Nesta releitura do filme e da peça de Rainer Werner Fassbinder "As Lágrimas Amargas de Petra von Kant", Peter Von Kant é um diretor famoso e bem-sucedido que vive com seu assistente Karl, a quem gosta de maltratar e humilhar. Através da grande atriz Sidonie, ele conhece e se apaixona por Amir, um belo jovem de meios modestos a quem ele se oferece para ajudar a entrar no cinema.
A influência duradoura de Petra von Kant – Olivier Assayas fez riffs sobre isso com a peça de teatro no centro de Clouds of Sils Maria e Peter Strickland inspirou-se em The Duke of Burgundy – é notável, considerando que o filme original se mantém menos bem do que a maioria dos outros clássicos. Fassbinders. Lidava abertamente com a paixão lésbica em 1972, mas nunca foi um grande favorito das mulheres queer e muitas vezes foi chamado de misógino. Ele ligou as raízes de Fassbinder no teatro experimental à sua descoberta reveladora dos melodramas floreados de Douglas Sirk e, consequentemente, agora funciona como um campo empolado, embora com uma selvageria emocional que ocasionalmente tira sangue.
A mudança de gênero e profissão que Ozon fez ao protagonista não é arbitrária. Com “Petra von Kant” amplamente acreditado ter sido um relato velado de um dos próprios casos de amor de Fassbinder, Ozon está, de certa forma, trazendo a história de volta às suas supostas origens. No entanto, isso só mostra a estranha inutilidade de todo o esforço. Quando grande parte da arte do filme anterior depende de seu artifício, remover essa superfície remove pelo menos parte da arte – é como tentar recapturar a essência de uma lata de sopa de Warhol Campbell com, bem, uma lata de sopa de Campbell. As perucas, as peles, a enorme xerox de uma pintura de Poussin na parede: tudo no filme justamente canonizado de Fassbinder é falso, exceto as emoções. Na homenagem amorosa, divertida, mas não essencial, de Ozon, tudo é real, exceto as lágrimas amargas de glicerina.
Ozon abraça o artifício, mas o afrouxou um pouco, conquistando uma flexibilidade mais vivida de seus atores, notadamente um magnífico Denis Ménochet como o personagem-título – sua semelhança com Fassbinder às vezes estranha. Este von Kant também mudou de carreira de designer de moda no original para diretor de cinema de sucesso aqui, permitindo que Ozon refletisse sobre as formas particulares de sedução, ego-massagem e veneração de amor e ódio entre cineasta e musa.
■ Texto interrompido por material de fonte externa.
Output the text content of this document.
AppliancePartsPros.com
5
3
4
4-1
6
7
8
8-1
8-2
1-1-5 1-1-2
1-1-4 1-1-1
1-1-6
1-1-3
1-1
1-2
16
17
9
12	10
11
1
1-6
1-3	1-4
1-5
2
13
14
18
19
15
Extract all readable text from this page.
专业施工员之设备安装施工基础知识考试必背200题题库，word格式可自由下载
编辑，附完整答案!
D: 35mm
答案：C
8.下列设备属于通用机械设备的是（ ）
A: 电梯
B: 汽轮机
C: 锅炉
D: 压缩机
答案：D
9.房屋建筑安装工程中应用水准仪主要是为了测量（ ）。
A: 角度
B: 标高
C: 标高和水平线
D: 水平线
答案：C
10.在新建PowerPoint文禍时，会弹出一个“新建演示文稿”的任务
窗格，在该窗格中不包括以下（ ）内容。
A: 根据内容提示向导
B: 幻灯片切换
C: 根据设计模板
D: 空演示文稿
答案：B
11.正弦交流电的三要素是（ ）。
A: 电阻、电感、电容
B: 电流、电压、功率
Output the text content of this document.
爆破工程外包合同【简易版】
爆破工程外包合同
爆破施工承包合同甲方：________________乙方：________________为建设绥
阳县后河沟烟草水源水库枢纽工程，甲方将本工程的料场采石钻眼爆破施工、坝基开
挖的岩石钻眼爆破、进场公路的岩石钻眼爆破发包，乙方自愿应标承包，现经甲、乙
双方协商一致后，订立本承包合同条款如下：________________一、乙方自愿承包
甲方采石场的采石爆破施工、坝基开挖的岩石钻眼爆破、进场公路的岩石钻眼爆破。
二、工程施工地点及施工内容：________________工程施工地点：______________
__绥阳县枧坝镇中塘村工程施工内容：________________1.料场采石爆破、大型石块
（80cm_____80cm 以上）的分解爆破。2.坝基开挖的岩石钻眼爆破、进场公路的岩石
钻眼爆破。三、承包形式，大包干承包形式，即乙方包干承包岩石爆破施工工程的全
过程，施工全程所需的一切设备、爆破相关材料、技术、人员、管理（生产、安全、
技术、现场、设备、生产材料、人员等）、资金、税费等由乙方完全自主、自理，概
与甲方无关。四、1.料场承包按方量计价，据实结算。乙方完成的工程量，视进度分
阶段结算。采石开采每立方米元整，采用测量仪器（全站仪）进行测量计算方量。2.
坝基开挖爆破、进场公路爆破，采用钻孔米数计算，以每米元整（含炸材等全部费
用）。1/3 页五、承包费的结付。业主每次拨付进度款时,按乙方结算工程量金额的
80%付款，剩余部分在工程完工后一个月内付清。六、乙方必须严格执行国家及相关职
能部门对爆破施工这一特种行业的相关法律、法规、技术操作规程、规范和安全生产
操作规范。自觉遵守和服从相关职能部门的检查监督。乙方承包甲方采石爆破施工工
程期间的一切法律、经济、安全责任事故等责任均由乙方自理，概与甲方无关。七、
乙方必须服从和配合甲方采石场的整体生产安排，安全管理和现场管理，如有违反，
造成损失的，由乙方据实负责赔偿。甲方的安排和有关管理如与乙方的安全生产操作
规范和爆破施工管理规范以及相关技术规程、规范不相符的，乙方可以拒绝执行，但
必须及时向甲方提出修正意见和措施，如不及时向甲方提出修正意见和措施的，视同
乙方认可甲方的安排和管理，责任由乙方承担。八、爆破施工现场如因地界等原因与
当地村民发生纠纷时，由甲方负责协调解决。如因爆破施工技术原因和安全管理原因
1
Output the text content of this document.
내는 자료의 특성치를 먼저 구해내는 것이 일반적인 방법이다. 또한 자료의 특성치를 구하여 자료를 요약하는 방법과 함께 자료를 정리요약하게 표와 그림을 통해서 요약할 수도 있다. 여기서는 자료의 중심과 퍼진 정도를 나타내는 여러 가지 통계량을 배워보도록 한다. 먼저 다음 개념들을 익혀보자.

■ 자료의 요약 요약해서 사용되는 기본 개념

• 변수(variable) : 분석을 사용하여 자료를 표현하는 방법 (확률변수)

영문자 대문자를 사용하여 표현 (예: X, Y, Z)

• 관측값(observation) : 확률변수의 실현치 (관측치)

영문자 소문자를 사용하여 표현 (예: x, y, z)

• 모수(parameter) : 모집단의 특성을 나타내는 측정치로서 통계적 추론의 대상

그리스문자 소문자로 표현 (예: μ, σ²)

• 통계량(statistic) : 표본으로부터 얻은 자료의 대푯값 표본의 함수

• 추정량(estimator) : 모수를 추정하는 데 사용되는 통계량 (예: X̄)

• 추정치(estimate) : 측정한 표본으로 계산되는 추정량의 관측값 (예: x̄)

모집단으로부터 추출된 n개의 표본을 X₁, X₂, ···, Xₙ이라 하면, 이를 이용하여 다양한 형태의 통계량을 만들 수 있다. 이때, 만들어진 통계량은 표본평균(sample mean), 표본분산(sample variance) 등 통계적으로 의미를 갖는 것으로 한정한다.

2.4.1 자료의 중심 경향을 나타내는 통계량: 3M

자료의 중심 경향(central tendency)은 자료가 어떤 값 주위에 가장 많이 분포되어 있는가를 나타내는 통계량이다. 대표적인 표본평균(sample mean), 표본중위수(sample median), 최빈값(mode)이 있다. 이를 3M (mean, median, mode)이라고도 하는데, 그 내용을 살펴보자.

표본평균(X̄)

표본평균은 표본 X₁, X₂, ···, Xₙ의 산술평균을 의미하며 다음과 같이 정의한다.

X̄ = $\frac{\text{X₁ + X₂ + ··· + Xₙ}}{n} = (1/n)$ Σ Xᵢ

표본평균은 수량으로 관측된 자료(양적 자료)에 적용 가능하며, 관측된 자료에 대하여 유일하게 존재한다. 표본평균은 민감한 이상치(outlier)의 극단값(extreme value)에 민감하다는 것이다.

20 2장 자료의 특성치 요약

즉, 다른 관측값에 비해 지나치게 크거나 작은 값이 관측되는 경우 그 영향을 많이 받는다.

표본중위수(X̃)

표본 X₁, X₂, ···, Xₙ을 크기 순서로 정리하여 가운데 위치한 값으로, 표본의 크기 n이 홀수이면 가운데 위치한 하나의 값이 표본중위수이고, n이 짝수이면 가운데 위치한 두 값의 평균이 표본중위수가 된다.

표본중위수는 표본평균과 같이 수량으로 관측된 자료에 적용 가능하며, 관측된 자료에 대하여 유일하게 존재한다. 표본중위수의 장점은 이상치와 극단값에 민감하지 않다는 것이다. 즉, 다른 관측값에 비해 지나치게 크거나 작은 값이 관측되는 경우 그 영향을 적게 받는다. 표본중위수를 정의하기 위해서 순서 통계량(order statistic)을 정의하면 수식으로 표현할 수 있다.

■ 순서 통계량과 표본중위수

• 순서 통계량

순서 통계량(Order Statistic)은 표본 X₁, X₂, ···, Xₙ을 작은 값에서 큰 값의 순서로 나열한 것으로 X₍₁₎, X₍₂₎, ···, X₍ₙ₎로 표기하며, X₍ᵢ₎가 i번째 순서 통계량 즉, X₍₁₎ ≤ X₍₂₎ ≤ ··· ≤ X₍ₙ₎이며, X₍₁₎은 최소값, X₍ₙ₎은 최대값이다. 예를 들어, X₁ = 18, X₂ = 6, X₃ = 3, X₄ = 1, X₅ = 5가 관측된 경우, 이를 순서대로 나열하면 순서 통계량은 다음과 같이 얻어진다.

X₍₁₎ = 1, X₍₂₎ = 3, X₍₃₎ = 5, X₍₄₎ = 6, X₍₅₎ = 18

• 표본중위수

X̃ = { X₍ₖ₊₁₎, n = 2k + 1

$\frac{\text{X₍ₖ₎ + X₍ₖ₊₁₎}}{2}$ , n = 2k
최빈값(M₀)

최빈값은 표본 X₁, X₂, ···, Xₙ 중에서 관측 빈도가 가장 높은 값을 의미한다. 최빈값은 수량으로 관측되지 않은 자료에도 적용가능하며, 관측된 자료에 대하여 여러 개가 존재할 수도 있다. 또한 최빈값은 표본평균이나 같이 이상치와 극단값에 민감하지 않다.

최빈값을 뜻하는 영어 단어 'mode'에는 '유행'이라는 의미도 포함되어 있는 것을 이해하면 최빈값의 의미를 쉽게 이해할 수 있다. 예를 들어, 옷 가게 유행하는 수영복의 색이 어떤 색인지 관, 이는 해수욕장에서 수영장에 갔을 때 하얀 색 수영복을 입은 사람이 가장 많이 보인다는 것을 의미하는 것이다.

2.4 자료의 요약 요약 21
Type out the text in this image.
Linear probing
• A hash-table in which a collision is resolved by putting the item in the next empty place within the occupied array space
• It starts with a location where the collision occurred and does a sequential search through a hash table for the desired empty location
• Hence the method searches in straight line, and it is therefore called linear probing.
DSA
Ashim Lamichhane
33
Para os não iniciados (que obviamente não são o público para esta bugiganga de beisebol), o filme de Fassbinder é a história de um triângulo amoroso lésbica sadomasoquista entre uma estilista de sucesso, sua modelo protegida e sua assistente muda. (Apresenta talvez a mais famosa relação dom/sub do cinema antes do estilo BDSM baunilha da franquia “Cinquenta Tons”.) A versão de Ozon mantém o jogo de poder sexual, mas muda os sexos: Petra agora é Peter (Denis Ménochet), um cineasta famoso que tem mais do que uma semelhança passageira de indumentária e tonsorial com o próprio Fassbinder.
Peter von Kant talvez seja um esforço um pouco rarefeito para expandir significativamente os seguidores de Ozon, e alguns públicos LGBTQ podem concebivelmente vacilar com a autoflagelação de seu protagonista, assim como fizeram com Fassbinder. Mas seu espeto de celebridade é maliciosamente agradável e sua declaração de amor por um antepassado do cinema queer é desconcertantemente sincera.